Complications after Marmar varicocelectomy are relatively rare. A new occurrence of the disease (a relapse) is identified in no more than 1-2% of cases. The reasons behind it may be associated with the individual course of the disease, in particular, with a large number of varicose veins (the distributed type). For the timely identification of a varicocele relapse, it is recommended to undergo an examination in 3 months after a surgery. Another complication is the development of hydrocele – the collection of fluid in the scrotum area (5%). This condition may require an additional surgery on the scrotum. Testicular and ejaculatory duct damage are exceptionally rare. 

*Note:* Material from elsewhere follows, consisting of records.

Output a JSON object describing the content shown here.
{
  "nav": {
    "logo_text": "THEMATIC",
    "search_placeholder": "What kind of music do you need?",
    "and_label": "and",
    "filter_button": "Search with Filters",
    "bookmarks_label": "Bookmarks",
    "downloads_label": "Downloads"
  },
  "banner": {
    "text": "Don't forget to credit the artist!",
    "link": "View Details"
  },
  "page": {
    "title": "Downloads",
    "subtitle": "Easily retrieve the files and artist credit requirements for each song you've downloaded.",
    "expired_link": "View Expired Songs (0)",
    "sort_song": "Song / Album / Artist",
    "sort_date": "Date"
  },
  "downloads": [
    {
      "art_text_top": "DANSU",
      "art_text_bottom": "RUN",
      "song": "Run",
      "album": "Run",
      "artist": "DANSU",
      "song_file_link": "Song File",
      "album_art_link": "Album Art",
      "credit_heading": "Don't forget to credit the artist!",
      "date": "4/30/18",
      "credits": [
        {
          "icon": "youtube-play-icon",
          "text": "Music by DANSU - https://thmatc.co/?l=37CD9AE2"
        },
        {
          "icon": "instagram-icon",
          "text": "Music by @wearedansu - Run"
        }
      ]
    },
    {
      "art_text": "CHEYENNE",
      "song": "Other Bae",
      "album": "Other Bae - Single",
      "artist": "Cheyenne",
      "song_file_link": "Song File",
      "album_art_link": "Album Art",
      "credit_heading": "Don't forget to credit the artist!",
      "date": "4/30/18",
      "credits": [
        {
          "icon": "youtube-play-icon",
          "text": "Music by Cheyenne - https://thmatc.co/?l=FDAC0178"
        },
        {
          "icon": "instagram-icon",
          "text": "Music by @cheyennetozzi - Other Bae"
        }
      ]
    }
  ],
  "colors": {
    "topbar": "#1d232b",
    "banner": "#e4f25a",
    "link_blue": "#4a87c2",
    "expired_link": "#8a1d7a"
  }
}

On the whole, varicocelectomy is low-traumatic. In some cases, on the first day after the surgery, the administration of painkillers may be required. The next day after the surgery, a surgeon examines a patient and applies a dressing. Further on, dressings will be changed by the patient himself at home. The patient should return to the clinic on day 7 to remove stiches. One can get back to his normal lifestyle and work in 2-3 days, the only exception being physical activities. Lifting heavy weights is limited to a maximum of 10 kg for 2 weeks after the surgery. 

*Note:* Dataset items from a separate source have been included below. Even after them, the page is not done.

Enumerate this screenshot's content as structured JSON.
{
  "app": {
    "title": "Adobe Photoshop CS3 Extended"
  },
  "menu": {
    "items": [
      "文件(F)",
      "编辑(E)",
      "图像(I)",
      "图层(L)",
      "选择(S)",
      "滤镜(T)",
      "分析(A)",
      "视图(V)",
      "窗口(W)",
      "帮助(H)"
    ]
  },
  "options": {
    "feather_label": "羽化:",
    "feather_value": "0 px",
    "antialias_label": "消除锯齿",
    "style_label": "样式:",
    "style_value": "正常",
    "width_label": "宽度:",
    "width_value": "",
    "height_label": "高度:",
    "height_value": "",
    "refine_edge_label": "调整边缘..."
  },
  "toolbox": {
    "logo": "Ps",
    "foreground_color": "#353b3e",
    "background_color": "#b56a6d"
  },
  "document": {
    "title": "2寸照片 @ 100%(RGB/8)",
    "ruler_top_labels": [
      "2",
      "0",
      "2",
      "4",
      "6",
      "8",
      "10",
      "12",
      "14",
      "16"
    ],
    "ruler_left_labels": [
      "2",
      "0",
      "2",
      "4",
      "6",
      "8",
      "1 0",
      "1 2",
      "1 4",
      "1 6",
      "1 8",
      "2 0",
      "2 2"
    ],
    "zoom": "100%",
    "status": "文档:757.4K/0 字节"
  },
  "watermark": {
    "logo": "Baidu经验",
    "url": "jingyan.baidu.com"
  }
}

Reviews of the conducted well-organized studies point to the fact that varicocele has a negative impact on male fertility but at the same time, the efficacy of a surgery in case of male infertility is widely disputed. An improvement in the quality of sperm and the occurrence of pregnancy are expected in 30-60% of operated men, which usually happens by the 6th-9th month after the surgery. In other cases, there is no recovery because the disease has already dealt irreparable damage to the testicular function, or because the cause of male infertility is associated with other factors. Unfortunately, it is not possible to identify such a condition before surgery. In cases when varicocele treatment did not result in a full recovery of the quality of sperm and the occurrence of a spontaneous pregnancy, one can turn to assisted reproductive technologies (IVF-ICSI).

The modern medical science has a wide range of tools for infertility treatment including such innovative ones as the assisted reproductive technologies. One of the main questions posed to a couple at a consultation with a fertility specialist as regards infertility is the question whether a husband should undergo a surgery or not. Let us remember the two factors that the probability of pregnancy occurrence depends upon. First of all, it is the age of a woman. The second most important factor is the ovarian reserve, AMH and FSH levels. Varicocele elimination can be chosen as a priority treatment method, when the quality of sperm of a man with varicocele is reliably impaired, whereas a woman is young and healthy, and we have no suspicions that there are any pathologies in the ovaries, the fallopian tubes or the ovarian cavity. In this case, we can truly afford to wait for some effect from the surgery for 0.5-1 year, hoping for a natural conception. In all other cases – a woman’s age of more than 38 years old, a medical history of ovarian resections, a diminished follicular reserve, a long period of pregnancy planning, the persistence of a problem in each marriage – it is like waiting for things to take care of themselves, that is, virtually worthless. At times, it may be even dangerous, as we lose sight of a patient for a long time, and when a couple finally visits a fertility specialist, the probability of our success decreases dramatically. 
In this respect, it is very important that an andrologist and a fertility specialist should manage a couple in close cooperation, so that neither of us, be it doctors or patients, would take any unnecessary actions resulting in our “going round in circles” and not getting any effect from treatment.